Thankfully, though, his questions finally started aiming at the right points, but at that point it was too late. He already had the buckets set up. The sun was shining upon the soaked fabric fully, and it wasn’t long before it started to condensate. The soft pattering echoed through the ghost market, stifled a moment as he slipped his hands under it, gathering enough to quench his parched throat. From his shirt, of course; it would take several rotations before he could consider the buckets currently under his boxers.

He slurped down that meager bit of water, eyes closing, enjoying the little thing that was so essential, and the world around him seem to fade. As he lowered his hands, let them rest on his thighs, squatting before those buckets, he finally realized it wasn’t only him and the boy. Bren arrived some point during his nirvana, glaring at him and looking... worse for ware. To say the least. She was about seven to ten pounds lighter than the last he saw her, and now favored her left arm. Solely.

“What are you doing!” She exclaimed, gesturing to the cloth, to the buckets... to him. “What is this? What are those!”

“What? You had it covered,” he said, groaning as he stood. His knees popped, back echoing it, shooting off like a line of fireworks, answered in turn by his shoulders as he pushed off the bar of the stall and leaped over it, standing before her. Yet her eyes continue to leer downwards, following, as if mesmerized... Making him feel incredibly... uncomfortable. “That was a bit too much to ask on my first day of the job. Just... just saying... C... can you stop staring?”

“B... what are those?”

“More trouble than they’re actually worth. SO, catch anything worthwhile. Hopefully something worth the price, though you did get it half off. At least you didn’t have to give up a leg, as well.”

He chortled, which finally brought her gaze up to his face-

And she slapped him.

“You abandoned me.” She stated. “I trusted you to have my back, and, when the time came, you were gone.”

“Again. Asking a lot on my first day, especially after trying to kill me.” That, however, didn’t shake the feeling of guilt from him. The one thing he always prided himself on... and he failed to live up to it. He failed her, and how she had to live with... “Huh. That’s neat.”

“What? What betraying me is neat!”

“No. Not that. Just... hold on.” He gripped her right shoulder, steadying her as he watched her left and how it... bubbled, how it squelched and blossomed out. He could see the beginnings of bone forming, muscle reaching out, grasping, hooking it to the clavicle before continuing downward. “Awesome.”

“Are you saying humans can’t regrow limbs?”

“That depends.” Given the curiosity in her voice, he knew exactly what she had in mind. In truth, he couldn’t blame her for wanting to, either, but he sort of needed them. For now. He let her go, then gestured to the buckets and his old clothes. “I had other matters. I can’t drink your water as it is, so I made a way to make it into mine... I’m sorry for leaving you in your state.

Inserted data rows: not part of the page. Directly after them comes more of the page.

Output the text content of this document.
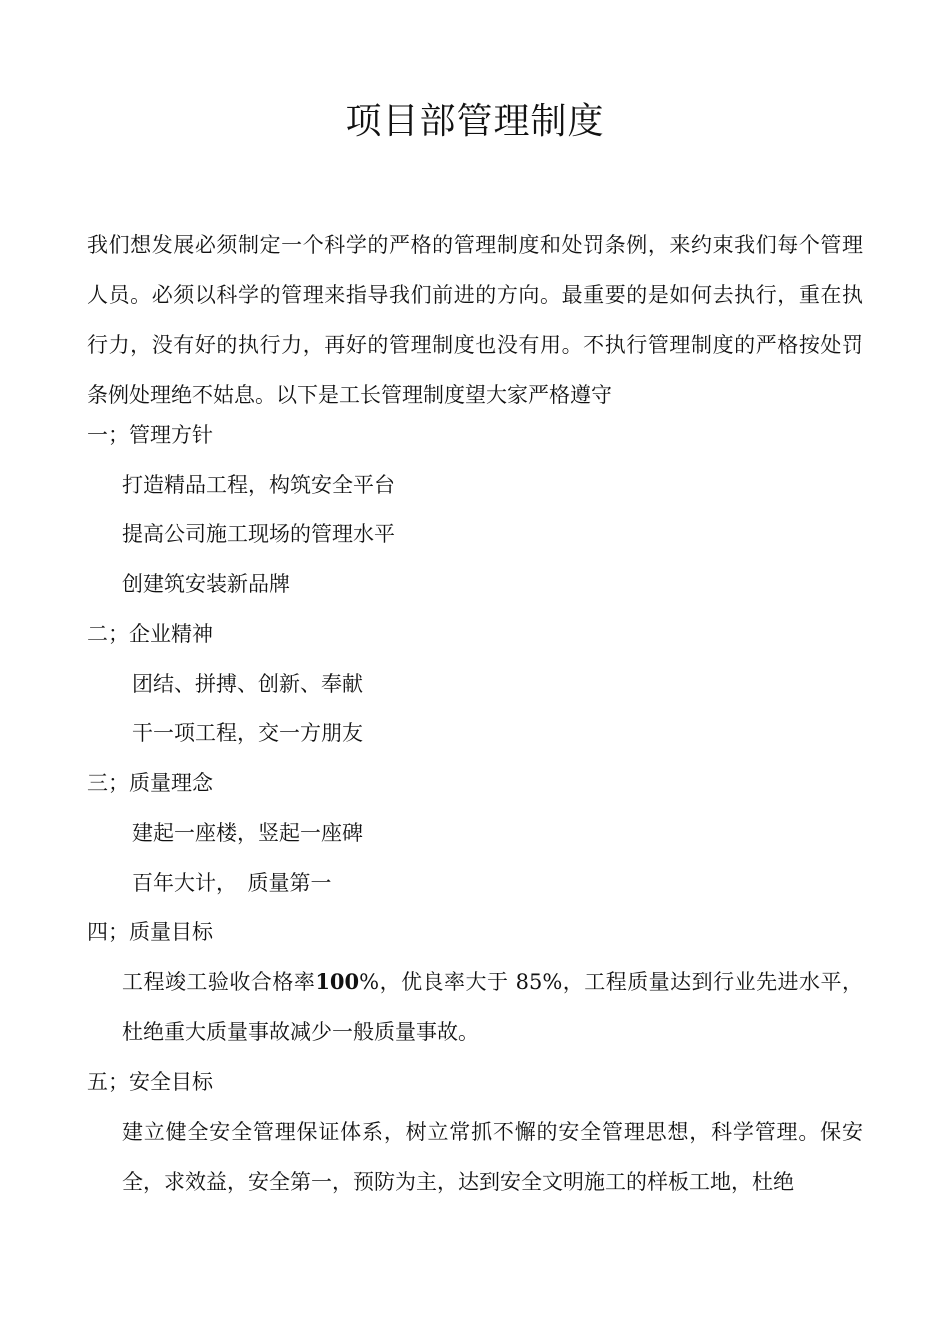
项目部管理制度
我们想发展必须制定一个科学的严格的管理制度和处罚条例，来约束我们每个管理人员。必须以科学的管理来指导我们前进的方向。最重要的是如何去执行，重在执行力，没有好的执行力，再好的管理制度也没有用。不执行管理制度的严格按处罚条例处理绝不姑息。以下是工长管理制度望大家严格遵守
一；管理方针
打造精品工程，构筑安全平台
提高公司施工现场的管理水平
创建筑安装新品牌
二；企业精神
团结、拼搏、创新、奉献
干一项工程，交一方朋友
三；质量理念
建起一座楼，竖起一座碑
百年大计，　质量第一
四；质量目标
工程竣工验收合格率100%，优良率大于 85%，工程质量达到行业先进水平，杜绝重大质量事故减少一般质量事故。
五；安全目标
建立健全安全管理保证体系，树立常抓不懈的安全管理思想，科学管理。保安全，求效益，安全第一，预防为主，达到安全文明施工的样板工地，杜绝
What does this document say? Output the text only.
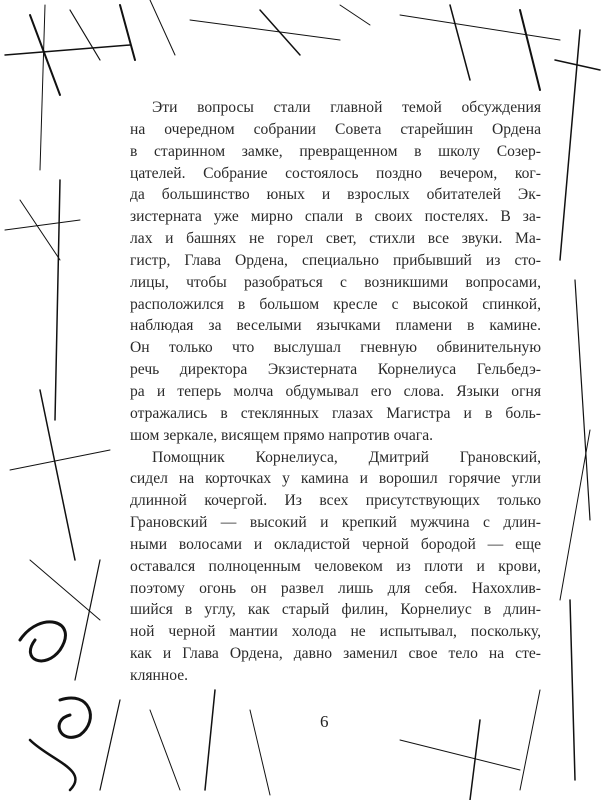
Эти вопросы стали главной темой обсуждения
на очередном собрании Совета старейшин Ордена
в старинном замке, превращенном в школу Созер-
цателей. Собрание состоялось поздно вечером, ког-
да большинство юных и взрослых обитателей Эк-
зистерната уже мирно спали в своих постелях. В за-
лах и башнях не горел свет, стихли все звуки. Ма-
гистр, Глава Ордена, специально прибывший из сто-
лицы, чтобы разобраться с возникшими вопросами,
расположился в большом кресле с высокой спинкой,
наблюдая за веселыми язычками пламени в камине.
Он только что выслушал гневную обвинительную
речь директора Экзистерната Корнелиуса Гельбедэ-
ра и теперь молча обдумывал его слова. Языки огня
отражались в стеклянных глазах Магистра и в боль-
шом зеркале, висящем прямо напротив очага.
Помощник Корнелиуса, Дмитрий Грановский,
сидел на корточках у камина и ворошил горячие угли
длинной кочергой. Из всех присутствующих только
Грановский — высокий и крепкий мужчина с длин-
ными волосами и окладистой черной бородой — еще
оставался полноценным человеком из плоти и крови,
поэтому огонь он развел лишь для себя. Нахохлив-
шийся в углу, как старый филин, Корнелиус в длин-
ной черной мантии холода не испытывал, поскольку,
как и Глава Ордена, давно заменил свое тело на сте-
клянное.
6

I’ll make it up to you and everyone here... I’m indebted to you, now.”

“In detted?”

“It means I am in your service... I owe you.”

“Ah... Very well. Then tomorrow, do I have plans for you.”

She walked away... but not before chancing a look back, and Nick knew exactly what she was staring at... and understood how women felt back on Earth when men simply... looked at them. It was not a good feeling being sized up like a meal or a cow to be slaughtered, and being treated as such was unbelievably dehumanizing.

Especially since it wasn’t gender-specific.

“What are you still doing here?” Nick barked at the young man, his eyes fixated on one spot.

“I-I’m sorry,” he said, shaking his head feverishly, and looked up at him. “It’s just... I’ve never seen anything like you befo-”

“Yeah yeah. New animal to stare at... What’s your name?”

“Diresh.”

“Diresh. I’m Nick, and I’m already in a bad enough mood. Unless you want to be a part of an experiment, I suggest you run off. Now.”

“W...what’s an ex pair eh ment?”

… Nick didn’t tell him. Instead, he very much showed. He had to know just how much they could regenerate, after all, and it was... cathartic.